Lee isn't suggesting everyone needs to conduct a full literature review before discussing science or deciding what to eat. But he's asking for something more modest: a little humility about the limits of your own knowledge and a realistic sense of what the scientific community actually understands. Don't remake your life based on one study, even if your cousin insists. Science builds slowly, across years and many voices, each study a small contribution to something larger than itself.
Notable Quotes
Scientific knowledge is constantly being refined as new information comes to light.— Jeffrey A. Lee, geographer and science educator
Don't make life-altering decisions based on an article describing one scientific study.— Jeffrey A. Lee
The Hearth Conversation Another angle on the story
Why does one study feel so convincing when we read about it, even though you're saying it's not the whole picture?
Because it's presented as news—as something new and definitive. A headline says "Study Shows X" and our brains treat that like a fact. But a study is really just one person or team asking one question in one way. It's a data point, not a conclusion.
So when should someone actually change their behavior based on research?
When the evidence has accumulated across many studies, when experts in that field agree, and when the findings have held up over time. That takes years, sometimes decades. It's not dramatic, but it's how we know what we actually know.

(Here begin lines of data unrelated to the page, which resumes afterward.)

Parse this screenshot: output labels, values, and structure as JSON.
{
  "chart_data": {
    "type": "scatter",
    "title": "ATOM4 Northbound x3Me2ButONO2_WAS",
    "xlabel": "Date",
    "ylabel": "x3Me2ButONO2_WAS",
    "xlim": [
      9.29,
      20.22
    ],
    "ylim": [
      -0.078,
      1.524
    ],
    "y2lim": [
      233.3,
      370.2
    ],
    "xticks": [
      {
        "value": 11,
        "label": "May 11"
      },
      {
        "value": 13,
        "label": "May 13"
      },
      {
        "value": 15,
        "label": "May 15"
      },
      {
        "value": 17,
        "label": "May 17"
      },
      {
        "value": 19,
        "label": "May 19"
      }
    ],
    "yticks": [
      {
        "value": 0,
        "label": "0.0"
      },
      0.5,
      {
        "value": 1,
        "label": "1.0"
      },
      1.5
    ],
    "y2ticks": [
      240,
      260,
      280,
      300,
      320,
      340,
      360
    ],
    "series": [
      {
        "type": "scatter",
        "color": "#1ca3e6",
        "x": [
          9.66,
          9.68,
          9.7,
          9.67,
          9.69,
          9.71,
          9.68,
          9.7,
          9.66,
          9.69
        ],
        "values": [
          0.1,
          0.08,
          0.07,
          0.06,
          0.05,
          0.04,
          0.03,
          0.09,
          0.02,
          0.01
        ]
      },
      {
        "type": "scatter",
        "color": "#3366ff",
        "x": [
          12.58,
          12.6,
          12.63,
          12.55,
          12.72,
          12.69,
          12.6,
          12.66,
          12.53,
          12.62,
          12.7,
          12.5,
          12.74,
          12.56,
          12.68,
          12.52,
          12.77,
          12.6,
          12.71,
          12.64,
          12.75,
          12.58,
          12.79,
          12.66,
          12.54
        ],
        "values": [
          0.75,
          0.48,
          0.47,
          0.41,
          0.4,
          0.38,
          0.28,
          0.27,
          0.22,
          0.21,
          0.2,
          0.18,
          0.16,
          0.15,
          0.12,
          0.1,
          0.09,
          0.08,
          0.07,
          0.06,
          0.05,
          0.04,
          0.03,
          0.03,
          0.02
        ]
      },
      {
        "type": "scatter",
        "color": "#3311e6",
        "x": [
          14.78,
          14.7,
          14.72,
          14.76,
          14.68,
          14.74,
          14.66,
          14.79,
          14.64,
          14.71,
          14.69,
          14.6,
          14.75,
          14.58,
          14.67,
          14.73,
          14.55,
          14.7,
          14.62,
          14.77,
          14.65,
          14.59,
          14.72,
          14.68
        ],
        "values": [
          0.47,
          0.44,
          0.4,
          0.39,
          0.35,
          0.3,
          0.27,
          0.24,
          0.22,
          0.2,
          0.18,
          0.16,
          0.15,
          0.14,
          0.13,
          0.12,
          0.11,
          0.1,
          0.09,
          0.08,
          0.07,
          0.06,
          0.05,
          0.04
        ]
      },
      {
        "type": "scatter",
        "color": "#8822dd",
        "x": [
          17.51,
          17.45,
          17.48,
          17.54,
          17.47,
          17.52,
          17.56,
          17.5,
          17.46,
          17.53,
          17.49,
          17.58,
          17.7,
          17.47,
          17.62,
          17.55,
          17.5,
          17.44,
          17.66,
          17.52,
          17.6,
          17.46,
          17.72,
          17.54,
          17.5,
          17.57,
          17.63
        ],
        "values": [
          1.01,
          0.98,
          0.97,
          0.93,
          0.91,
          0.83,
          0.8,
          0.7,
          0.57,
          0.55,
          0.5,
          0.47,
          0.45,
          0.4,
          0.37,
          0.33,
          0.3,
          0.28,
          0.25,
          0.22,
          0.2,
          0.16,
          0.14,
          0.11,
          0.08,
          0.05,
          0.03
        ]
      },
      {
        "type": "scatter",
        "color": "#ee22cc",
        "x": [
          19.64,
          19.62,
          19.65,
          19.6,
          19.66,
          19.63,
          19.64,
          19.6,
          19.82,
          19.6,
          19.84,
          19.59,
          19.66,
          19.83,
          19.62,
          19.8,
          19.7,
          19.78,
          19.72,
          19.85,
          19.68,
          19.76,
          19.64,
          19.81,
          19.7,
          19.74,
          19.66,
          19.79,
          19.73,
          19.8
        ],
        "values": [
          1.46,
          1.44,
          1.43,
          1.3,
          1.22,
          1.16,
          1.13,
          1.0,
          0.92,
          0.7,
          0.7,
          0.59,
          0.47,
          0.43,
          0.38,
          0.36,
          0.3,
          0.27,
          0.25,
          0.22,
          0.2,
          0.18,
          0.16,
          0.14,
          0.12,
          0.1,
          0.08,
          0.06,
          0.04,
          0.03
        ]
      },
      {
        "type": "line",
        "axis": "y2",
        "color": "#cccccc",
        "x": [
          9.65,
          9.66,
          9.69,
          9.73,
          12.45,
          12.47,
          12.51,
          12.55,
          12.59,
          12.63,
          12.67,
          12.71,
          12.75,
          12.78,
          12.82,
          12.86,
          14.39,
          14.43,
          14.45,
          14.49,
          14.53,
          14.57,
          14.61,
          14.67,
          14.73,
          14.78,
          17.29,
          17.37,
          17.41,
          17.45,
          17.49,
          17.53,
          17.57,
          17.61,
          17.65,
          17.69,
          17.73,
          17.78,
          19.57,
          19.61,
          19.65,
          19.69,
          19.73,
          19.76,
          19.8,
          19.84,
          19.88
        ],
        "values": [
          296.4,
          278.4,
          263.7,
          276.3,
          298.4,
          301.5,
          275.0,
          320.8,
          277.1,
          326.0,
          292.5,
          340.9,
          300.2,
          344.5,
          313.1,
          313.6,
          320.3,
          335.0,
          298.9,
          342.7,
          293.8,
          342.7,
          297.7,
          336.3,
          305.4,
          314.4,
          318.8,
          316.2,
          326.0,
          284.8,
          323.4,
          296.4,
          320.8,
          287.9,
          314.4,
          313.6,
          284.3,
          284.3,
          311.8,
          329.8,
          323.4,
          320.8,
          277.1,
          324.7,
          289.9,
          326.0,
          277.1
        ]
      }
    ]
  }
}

What about the peer review process? Doesn't that guarantee a study is correct?
It raises the odds, but no. Peer review catches obvious problems and filters out the worst work. But honest mistakes slip through. Experimental designs have blind spots. And peer review is only as good as the journal doing it—some journals will publish almost anything if you pay them.
How do you know which experts to trust?
Look for people who've spent years in the field, who update their views as evidence changes, and who don't have a financial stake in the answer. Be suspicious of anyone selling you something or pushing one particular conclusion too hard.
Is there a shortcut for people who don't have time to understand all this?
Find a good journalist or healthcare provider who understands how science works and can put new findings in context. But even that requires some judgment on your part about who's trustworthy.